The Valley of the Giants by Peter B. Kyne
No man is infallible, and in planning his logging operations in the San Hedrin watershed, John Cardigan presently made the discovery that he had erred in judgment. That season, from May to November, his woods-crew put thirty million feet of logs into the San Hedrin River, while the mill sawed on a reserve supply of logs taken from the last of the old choppings adjacent to Squaw Creek. That year, however, the rainfall in the San Hedrin country was fifty per cent. less than normal, and by the first of May of the following year Cardigan's woods-crew had succeeded in driving slightly less than half of the cut of the preceding year to the boom on tidewater at the mouth of the river.
"Unless the Lord'll gi' us a lot more water in the river," the woods- boss McTavish complained, "I dinna see how I'm to keep the mill runnin'." He was taking John Cardigan up the riverbank and explaining the situation. "The heavy butt-logs hae sunk to the bottom," he continued. "Wie a normal head o' water, the lads'll move them, but wi' the wee drappie we have the noo--" He threw up his hamlike hands despairingly.
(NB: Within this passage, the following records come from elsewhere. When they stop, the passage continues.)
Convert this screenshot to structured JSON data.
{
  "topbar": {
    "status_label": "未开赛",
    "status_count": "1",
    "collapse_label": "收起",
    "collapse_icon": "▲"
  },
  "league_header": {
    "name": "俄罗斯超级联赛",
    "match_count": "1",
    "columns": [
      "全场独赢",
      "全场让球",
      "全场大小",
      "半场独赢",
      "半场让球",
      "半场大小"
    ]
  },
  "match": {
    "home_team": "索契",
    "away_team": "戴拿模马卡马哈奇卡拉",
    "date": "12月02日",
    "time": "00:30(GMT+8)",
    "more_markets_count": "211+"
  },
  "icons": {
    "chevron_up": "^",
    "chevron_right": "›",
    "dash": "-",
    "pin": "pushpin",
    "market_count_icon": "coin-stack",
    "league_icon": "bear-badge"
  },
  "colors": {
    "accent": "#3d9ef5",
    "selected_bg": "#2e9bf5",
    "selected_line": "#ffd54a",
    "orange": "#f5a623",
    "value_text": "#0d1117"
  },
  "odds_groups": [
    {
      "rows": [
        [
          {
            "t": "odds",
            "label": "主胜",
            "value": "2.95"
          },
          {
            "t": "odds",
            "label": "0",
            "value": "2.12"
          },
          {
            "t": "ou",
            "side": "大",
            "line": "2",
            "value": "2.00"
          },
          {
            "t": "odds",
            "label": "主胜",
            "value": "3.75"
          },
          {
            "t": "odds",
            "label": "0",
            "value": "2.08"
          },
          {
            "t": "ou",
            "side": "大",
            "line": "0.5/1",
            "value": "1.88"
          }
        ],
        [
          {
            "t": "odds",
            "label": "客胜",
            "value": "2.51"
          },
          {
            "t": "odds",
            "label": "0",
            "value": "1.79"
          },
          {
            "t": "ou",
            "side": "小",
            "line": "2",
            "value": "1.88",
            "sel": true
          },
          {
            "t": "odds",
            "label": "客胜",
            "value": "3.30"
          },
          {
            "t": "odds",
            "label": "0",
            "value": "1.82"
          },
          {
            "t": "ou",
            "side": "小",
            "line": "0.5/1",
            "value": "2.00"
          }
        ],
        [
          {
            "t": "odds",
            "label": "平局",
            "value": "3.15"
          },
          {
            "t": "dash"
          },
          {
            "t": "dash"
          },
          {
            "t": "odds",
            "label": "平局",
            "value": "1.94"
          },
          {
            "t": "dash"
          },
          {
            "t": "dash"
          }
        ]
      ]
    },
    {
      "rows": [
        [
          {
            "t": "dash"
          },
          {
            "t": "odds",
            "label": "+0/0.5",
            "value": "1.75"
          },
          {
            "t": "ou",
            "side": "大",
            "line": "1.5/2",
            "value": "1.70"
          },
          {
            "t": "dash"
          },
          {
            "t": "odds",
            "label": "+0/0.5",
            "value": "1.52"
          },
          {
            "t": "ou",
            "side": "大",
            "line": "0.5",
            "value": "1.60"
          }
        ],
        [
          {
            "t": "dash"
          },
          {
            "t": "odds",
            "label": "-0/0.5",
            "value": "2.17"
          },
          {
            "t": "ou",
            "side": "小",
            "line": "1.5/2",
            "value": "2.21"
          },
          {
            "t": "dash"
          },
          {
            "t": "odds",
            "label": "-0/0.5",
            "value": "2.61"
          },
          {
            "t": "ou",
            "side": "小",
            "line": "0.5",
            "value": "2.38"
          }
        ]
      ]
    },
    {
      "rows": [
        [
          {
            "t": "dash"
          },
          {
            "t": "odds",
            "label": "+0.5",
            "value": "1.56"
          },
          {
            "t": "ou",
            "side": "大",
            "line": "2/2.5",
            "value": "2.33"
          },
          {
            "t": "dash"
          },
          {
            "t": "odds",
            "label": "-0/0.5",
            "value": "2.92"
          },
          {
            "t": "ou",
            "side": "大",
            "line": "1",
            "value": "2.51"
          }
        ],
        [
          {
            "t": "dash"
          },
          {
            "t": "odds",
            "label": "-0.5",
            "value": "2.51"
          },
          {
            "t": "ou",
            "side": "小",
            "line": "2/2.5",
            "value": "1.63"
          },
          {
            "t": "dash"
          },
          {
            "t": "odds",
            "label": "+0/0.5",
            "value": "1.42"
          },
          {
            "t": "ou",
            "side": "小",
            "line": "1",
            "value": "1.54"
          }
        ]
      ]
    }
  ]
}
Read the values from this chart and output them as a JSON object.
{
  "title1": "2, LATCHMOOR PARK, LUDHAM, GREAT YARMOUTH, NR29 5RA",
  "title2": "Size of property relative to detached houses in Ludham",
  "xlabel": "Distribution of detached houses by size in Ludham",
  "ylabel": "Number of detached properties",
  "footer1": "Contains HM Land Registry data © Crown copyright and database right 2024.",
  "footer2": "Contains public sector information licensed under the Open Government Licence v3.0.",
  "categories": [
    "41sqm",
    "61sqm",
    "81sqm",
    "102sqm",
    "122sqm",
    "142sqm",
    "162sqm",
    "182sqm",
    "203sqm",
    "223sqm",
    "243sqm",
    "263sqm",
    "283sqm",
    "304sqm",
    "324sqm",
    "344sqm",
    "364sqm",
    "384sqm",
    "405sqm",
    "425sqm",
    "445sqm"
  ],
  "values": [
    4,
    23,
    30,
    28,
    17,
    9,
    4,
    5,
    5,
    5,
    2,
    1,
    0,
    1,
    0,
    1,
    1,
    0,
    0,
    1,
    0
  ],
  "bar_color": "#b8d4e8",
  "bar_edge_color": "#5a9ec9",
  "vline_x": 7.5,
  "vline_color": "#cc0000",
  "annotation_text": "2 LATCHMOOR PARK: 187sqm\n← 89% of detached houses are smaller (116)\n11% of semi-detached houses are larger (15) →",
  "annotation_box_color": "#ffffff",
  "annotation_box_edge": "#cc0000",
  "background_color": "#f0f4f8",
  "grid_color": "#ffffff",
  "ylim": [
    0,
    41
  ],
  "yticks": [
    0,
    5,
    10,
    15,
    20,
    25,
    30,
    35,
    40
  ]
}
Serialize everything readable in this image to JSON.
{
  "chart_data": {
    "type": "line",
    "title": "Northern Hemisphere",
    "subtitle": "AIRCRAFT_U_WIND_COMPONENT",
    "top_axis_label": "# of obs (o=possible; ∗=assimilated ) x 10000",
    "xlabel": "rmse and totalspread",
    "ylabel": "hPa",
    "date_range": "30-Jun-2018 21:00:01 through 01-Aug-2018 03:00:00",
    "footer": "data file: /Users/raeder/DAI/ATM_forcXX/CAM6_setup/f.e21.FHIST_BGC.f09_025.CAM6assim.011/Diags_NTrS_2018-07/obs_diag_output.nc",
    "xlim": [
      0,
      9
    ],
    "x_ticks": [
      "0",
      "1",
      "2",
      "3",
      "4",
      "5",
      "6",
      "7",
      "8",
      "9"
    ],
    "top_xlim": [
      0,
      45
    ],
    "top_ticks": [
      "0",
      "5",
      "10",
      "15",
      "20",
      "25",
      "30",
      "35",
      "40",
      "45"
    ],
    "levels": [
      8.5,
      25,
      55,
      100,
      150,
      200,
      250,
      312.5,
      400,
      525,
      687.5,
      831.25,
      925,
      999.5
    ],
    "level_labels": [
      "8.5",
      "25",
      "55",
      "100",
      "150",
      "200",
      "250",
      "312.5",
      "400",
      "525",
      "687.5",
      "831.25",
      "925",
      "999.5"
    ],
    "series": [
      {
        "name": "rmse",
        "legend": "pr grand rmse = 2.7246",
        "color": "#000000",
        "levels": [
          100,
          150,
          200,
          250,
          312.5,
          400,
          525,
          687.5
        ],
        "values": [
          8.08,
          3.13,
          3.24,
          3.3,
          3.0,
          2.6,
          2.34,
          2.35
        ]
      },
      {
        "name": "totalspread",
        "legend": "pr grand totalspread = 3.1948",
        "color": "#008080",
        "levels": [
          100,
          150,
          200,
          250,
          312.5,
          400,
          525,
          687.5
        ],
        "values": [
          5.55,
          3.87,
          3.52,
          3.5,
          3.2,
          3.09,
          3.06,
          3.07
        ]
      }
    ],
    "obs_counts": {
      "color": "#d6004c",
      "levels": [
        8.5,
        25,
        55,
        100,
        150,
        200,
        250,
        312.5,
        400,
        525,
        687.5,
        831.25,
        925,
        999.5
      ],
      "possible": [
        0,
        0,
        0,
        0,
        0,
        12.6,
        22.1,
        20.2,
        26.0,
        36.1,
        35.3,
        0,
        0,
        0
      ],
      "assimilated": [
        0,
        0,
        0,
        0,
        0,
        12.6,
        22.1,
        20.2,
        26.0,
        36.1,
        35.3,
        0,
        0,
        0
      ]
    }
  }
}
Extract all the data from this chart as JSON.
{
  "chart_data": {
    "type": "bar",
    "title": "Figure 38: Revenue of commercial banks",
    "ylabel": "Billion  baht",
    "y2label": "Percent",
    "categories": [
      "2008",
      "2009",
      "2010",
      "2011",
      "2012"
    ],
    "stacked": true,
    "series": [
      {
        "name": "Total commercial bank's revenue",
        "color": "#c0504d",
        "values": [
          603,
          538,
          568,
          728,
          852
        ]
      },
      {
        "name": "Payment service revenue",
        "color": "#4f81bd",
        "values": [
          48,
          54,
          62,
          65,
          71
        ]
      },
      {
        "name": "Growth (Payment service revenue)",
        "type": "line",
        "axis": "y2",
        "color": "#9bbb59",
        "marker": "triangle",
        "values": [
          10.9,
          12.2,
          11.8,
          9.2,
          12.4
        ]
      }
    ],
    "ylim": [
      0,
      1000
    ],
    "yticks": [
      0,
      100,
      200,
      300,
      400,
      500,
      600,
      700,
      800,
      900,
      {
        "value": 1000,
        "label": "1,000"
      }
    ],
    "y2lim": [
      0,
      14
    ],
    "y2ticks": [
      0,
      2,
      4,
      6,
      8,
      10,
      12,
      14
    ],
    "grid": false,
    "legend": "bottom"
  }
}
Three days later a cloud-burst filled the river to the brim; it came at night and swept the river clean of Cardigan's clear logs, An army of Juggernauts, they swept down on the boiling torrent to tidewater, reaching the bay shortly after the tide had commenced to ebb.
Now, a chain is only as strong as its weakest link, and a log-boom is a chaplet of a small logs, linked end to end by means of short chains; hence when the vanguard of logs on the lip of that flood reached the log-boom, the impetus of the charge was too great to be resisted. Straight through the weakest link in this boom the huge saw-logs crashed and out over Humboldt Bar to the broad Pacific. With the ebb tide some of them came back, while others, caught in cross- currents, bobbed about the Bay all night and finally beached at widely scattered points. Out of the fifteen million feet of logs less than three million feet were salvaged, and this task in itself was an expensive operation.
John Cardigan received the news calmly. "Thank God we don't have a cloud-burst more than once in ten years," he remarked to his manager. "However, that is often enough, considering the high cost of this one. Those logs were worth eight dollars a thousand feet, board measure, in the millpond, and I suppose we've lost a hundred thousand dollars' worth."
He turned from the manager and walked away through the drying yard, up the main street of Sequoia, and on into the second-growth timber at the edge of the town. Presently he emerged on the old, decaying skid-road and continued on through his logged-over lands, across the little divide and down into the quarter-section of green timber he had told McTavish not to cut. Once in the Valley of the Giants, he followed a well-worn foot-path to the little amphitheatre, and where the sunlight filtered through like a halo and fell on a plain little white marble monument, he paused and sat down on the now almost decayed sugar-pine windfall.
"I've come for a little comfort, sweetheart," he murmured to her who slept beneath the stone. Then he leaned back against a redwood tree, removed his hat, and closed his eyes, holding his great gray head the while a little to one side in a listening attitude. Long he sat there, a great, time-bitten devotee at the shrine of his comfort; and presently the harried look left his strong, kind face and was replaced by a little prescient smile--the sort of smile worn by one who through bitter years has sought something very, very precious and has at length discovered it.